Statistical interpretation

This book is not a statistics book. Never-the-less, many of you have some statistical knowledge that allows you a statistical interpretation of these views of preconditioning.

A statistical concept is that we can combine many streams of random numbers into a composite model. Each stream of random numbers is generally taken to be uncorrelated with the others, to have zero mean, and to have the same variance as all the others. This is often abbreviated as IID, denoting Independent, Identically Distributed. Linear combinations like filtering and weighting operations of these IID random streams can build correlated random functions much like those observed in geophysics. A geophysical practitioner seeks to do the inverse, to operate on the correlated unequal random variables and create the statistical ideal random streams. The identity matrix required for the ``second miracle'', and our search for a good preconditioning transformation are related ideas. The relationship will become more clear in chapter when we learn how to estimate the best roughening operator $\bold A$as a prediction-error filter.
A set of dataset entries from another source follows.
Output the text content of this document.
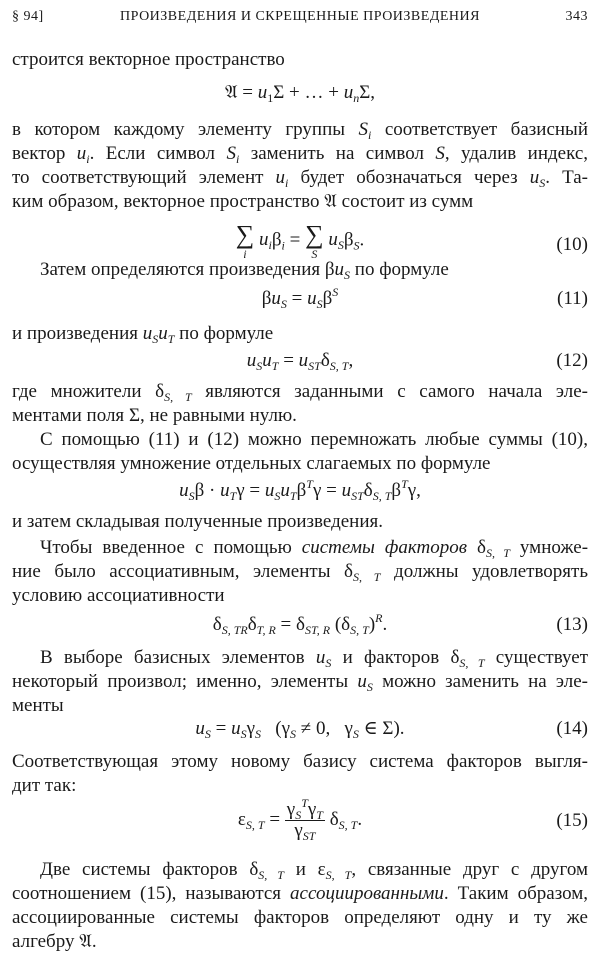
§ 94]	ПРОИЗВЕДЕНИЯ И СКРЕЩЕННЫЕ ПРОИЗВЕДЕНИЯ	343
строится векторное пространство
𝔄 = $u_1\Sigma$ + … + $u_n\Sigma$,
в котором каждому элементу группы $S_i$ соответствует базисный
вектор $u_i$. Если символ $S_i$ заменить на символ S, удалив индекс,
то соответствующий элемент $u_i$ будет обозначаться через $u_S$. Та-
ким образом, векторное пространство 𝔄 состоит из сумм
∑
i
$u_i\beta_i$ = ∑
S
$u_S\beta_S$.	(10)
Затем определяются произведения $\beta u_S$ по формуле
$\beta u_S = u_S\beta^S$	(11)
и произведения $u_Su_T$ по формуле
$u_Su_T = u_{ST}\delta_{S, T}$,	(12)
где множители $\delta_{S, T}$ являются заданными с самого начала эле-
ментами поля Σ, не равными нулю.
С помощью (11) и (12) можно перемножать любые суммы (10),
осуществляя умножение отдельных слагаемых по формуле
$u_S\beta \cdot u_T\gamma = u_Su_T\beta^T\gamma = u_{ST}\delta_{S, T}\beta^T\gamma$,
и затем складывая полученные произведения.
Чтобы введенное с помощью системы факторов $\delta_{S, T}$ умноже-
ние было ассоциативным, элементы $\delta_{S, T}$ должны удовлетворять
условию ассоциативности
$\delta_{S, TR}\delta_{T, R} = \delta_{ST, R}$ $(\delta_{S, T})^R$.	(13)
В выборе базисных элементов $u_S$ и факторов $\delta_{S, T}$ существует
некоторый произвол; именно, элементы $u_S$ можно заменить на эле-
менты
$u_S = u_S\gamma_S$   ($\gamma_S \ne 0$,   $\gamma_S$ ∈ Σ).	(14)
Соответствующая этому новому базису система факторов выгля-
дит так:
$\varepsilon_{S, T} = \frac{\gamma_S^T\gamma_T}{\gamma_{ST}} \delta_{S, T}$.	(15)
Две системы факторов $\delta_{S, T}$ и $\varepsilon_{S, T}$, связанные друг с другом
соотношением (15), называются ассоциированными. Таким образом,
ассоциированные системы факторов определяют одну и ту же
алгебру 𝔄.
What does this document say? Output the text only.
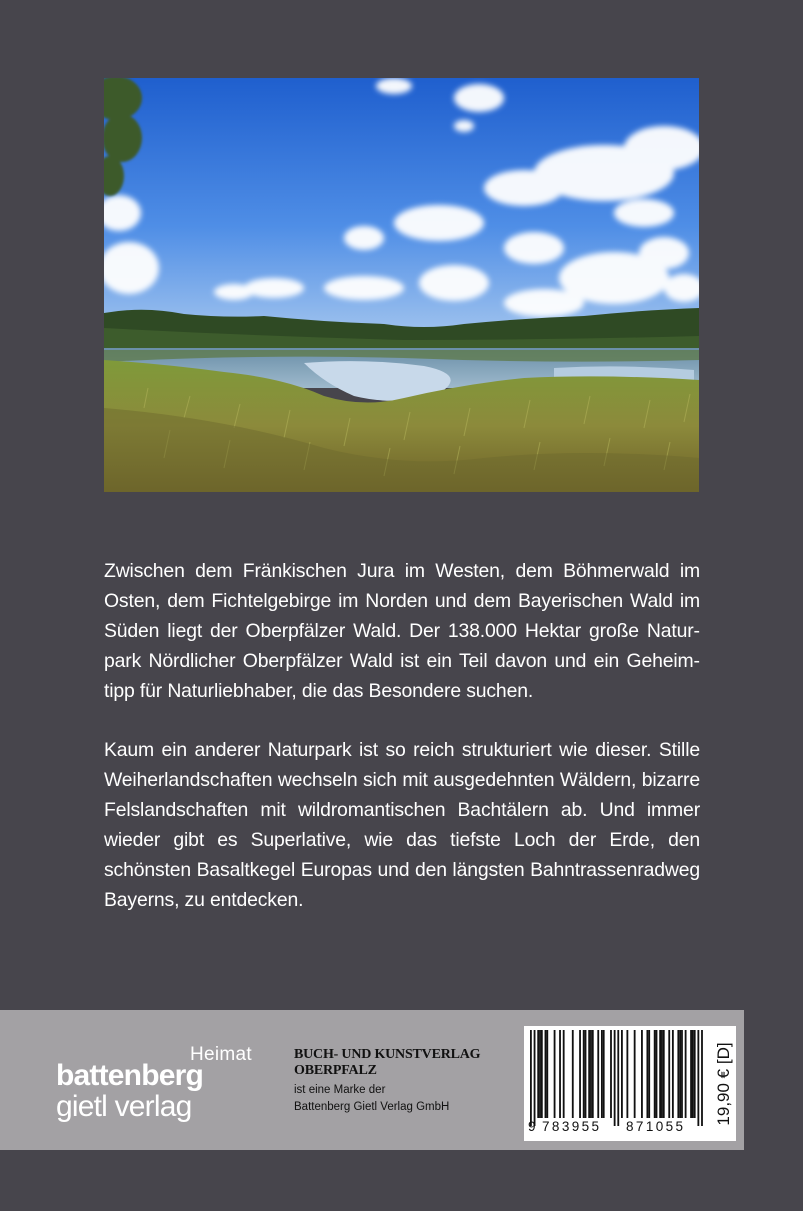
Zwischen dem Fränkischen Jura im Westen, dem Böhmerwald im Osten, dem Fichtelgebirge im Norden und dem Bayerischen Wald im Süden liegt der Oberpfälzer Wald. Der 138.000 Hektar große Naturpark Nördlicher Oberpfälzer Wald ist ein Teil davon und ein Geheimtipp für Naturliebhaber, die das Besondere suchen.

Kaum ein anderer Naturpark ist so reich strukturiert wie dieser. Stille Weiherlandschaften wechseln sich mit ausgedehnten Wäldern, bizarre Felslandschaften mit wildromantischen Bachtälern ab. Und immer wieder gibt es Superlative, wie das tiefste Loch der Erde, den schönsten Basaltkegel Europas und den längsten Bahntrassenradweg Bayerns, zu entdecken.

Heimat
battenberg
gietl verlag
BUCH- UND KUNSTVERLAG
OBERPFALZ
ist eine Marke der
Battenberg Gietl Verlag GmbH
9 783955 871055
19,90 € [D]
Two philosophies to find a preconditioner:

1.

Dream up a smoothing operator $\bold S$.

2.

Estimate a prediction-error filter $\bold A$, and then use its inverse $\bold S = \bold A^{-1}$.

From examining these toy problems, we suspect that on large problems we will speed the convergence if we change variables to convert the regularization matrix into an identity. These small examples are confirmed by many peoples' experience with larger examples. Luckily we have multidimensional filters on the helix so we can readily transform one regularization type to the other.

The outstanding accelleration of convergence by preconditioning suggests that the philosophy of image creation by optimization has a dual orthonormality: First, Gauss (and common sense) tells us that the data residuals should be roughly equal in size. Likewise in Fourier space they should be roughly equal in size, which means they should be roughly white, i.e. orthonormal. (I use the word ``orthonormal'' because white means the autocorrelation is an impulse, which means the signal is statistically orthogonal to shifted versions of itself.) Second, to speed convergence of iterative methods, we need a whiteness, another orthonormality, in the solution. The map image, the physical function that we seek, might not be itself white, so we should solve first for another variable, the whitened map image, and as a final step, transform it to the ``natural colored'' map.